Some of the informative fields are still in the process of being populated. Other non-commercial data may be contributed to this database; contact the Unicode Consortium for more information.

The Complete Unihan Database

A complete copy of the Unihan database is available as a (very large) zipped text file on the Unicode Consortium's official ftp site. This text file includes all the data of the on-line database plus additional information. Information on how to parse the file is included in the file itself. For an overview see the description of Unihan fields in the accompanying Unihan.html file.
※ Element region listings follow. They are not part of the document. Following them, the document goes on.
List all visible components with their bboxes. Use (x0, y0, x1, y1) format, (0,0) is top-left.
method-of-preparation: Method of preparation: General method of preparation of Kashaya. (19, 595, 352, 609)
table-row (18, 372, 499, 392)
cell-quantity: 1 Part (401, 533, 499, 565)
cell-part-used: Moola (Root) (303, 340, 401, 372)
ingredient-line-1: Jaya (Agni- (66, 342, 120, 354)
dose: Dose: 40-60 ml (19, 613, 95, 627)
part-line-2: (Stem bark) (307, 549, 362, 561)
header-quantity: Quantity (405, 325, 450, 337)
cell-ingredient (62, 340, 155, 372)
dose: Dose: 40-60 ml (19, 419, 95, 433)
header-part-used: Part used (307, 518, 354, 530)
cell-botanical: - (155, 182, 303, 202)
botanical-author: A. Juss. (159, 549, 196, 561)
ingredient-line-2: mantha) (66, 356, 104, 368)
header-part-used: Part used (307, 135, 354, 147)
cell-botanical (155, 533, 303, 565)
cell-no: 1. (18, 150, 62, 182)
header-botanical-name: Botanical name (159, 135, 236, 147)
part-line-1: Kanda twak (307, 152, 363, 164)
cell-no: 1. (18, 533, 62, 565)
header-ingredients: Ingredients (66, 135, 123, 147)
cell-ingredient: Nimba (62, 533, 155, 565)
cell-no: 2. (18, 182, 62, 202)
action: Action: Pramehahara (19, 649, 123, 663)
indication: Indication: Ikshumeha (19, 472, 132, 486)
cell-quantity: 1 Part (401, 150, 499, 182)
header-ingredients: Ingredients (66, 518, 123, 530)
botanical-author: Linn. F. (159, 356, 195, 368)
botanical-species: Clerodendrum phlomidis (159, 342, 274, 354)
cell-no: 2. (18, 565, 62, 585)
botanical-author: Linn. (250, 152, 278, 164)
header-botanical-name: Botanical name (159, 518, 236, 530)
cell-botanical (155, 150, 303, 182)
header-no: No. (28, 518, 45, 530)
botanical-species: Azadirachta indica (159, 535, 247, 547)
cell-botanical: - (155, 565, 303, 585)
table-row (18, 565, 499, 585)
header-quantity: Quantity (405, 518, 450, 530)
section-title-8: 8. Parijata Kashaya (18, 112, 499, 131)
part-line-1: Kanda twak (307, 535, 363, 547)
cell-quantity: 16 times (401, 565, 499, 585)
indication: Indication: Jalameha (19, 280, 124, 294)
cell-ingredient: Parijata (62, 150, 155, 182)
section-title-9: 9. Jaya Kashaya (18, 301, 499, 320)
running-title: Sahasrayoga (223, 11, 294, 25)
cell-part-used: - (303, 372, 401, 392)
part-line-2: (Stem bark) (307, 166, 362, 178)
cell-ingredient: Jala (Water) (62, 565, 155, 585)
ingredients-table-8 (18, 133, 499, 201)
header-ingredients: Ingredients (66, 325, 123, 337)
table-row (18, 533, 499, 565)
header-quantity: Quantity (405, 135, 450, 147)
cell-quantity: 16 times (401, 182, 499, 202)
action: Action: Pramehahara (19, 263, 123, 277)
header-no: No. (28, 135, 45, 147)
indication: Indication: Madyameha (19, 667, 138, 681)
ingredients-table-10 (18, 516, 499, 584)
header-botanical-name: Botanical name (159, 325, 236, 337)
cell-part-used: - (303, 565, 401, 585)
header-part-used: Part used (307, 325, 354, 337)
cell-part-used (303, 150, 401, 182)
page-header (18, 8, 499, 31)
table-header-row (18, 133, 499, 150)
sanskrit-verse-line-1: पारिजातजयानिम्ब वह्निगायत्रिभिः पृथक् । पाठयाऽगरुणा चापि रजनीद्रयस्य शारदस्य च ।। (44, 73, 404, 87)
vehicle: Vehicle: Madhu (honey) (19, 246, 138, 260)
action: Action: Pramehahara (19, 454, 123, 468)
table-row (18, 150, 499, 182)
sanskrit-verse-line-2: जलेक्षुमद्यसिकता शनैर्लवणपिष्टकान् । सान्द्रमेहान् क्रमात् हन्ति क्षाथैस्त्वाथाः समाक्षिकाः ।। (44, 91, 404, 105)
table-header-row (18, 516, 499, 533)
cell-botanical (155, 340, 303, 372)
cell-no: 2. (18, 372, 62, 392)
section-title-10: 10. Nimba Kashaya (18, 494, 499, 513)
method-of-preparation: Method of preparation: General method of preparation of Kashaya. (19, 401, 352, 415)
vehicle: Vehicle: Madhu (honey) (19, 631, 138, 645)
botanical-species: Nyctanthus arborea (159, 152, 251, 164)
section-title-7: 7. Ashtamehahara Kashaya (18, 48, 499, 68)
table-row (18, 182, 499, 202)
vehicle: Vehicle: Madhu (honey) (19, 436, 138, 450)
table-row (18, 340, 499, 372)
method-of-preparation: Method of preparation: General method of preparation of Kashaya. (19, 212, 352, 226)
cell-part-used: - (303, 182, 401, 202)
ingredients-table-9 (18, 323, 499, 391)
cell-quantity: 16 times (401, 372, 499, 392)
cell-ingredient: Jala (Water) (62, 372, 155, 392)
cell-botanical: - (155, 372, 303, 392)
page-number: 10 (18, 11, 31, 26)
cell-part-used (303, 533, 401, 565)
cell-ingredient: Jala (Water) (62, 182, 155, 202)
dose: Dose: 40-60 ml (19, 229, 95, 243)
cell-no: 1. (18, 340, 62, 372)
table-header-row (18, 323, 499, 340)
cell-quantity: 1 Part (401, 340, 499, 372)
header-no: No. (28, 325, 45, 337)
Unihan Code Charts and Index

The Unihan Radical-Stroke index is documented in Chapter 18 of The Unicode Standard (PDF). The index itself is available online in two PDF files, the Full RS Index and the II Core RS Index. Code Charts covering all of Unihan are available in PDF format, linked from the main chart index page along with other code charts.

Disclaimers

The Unihan database is provided as a public service by Unicode, Inc. These data are provided as-is by Unicode, Inc. (The Unicode Consortium). No claims are made as to fitness for any particular purpose. No warranties of any kind are expressed or implied. The recipient agrees to determine applicability of information provided.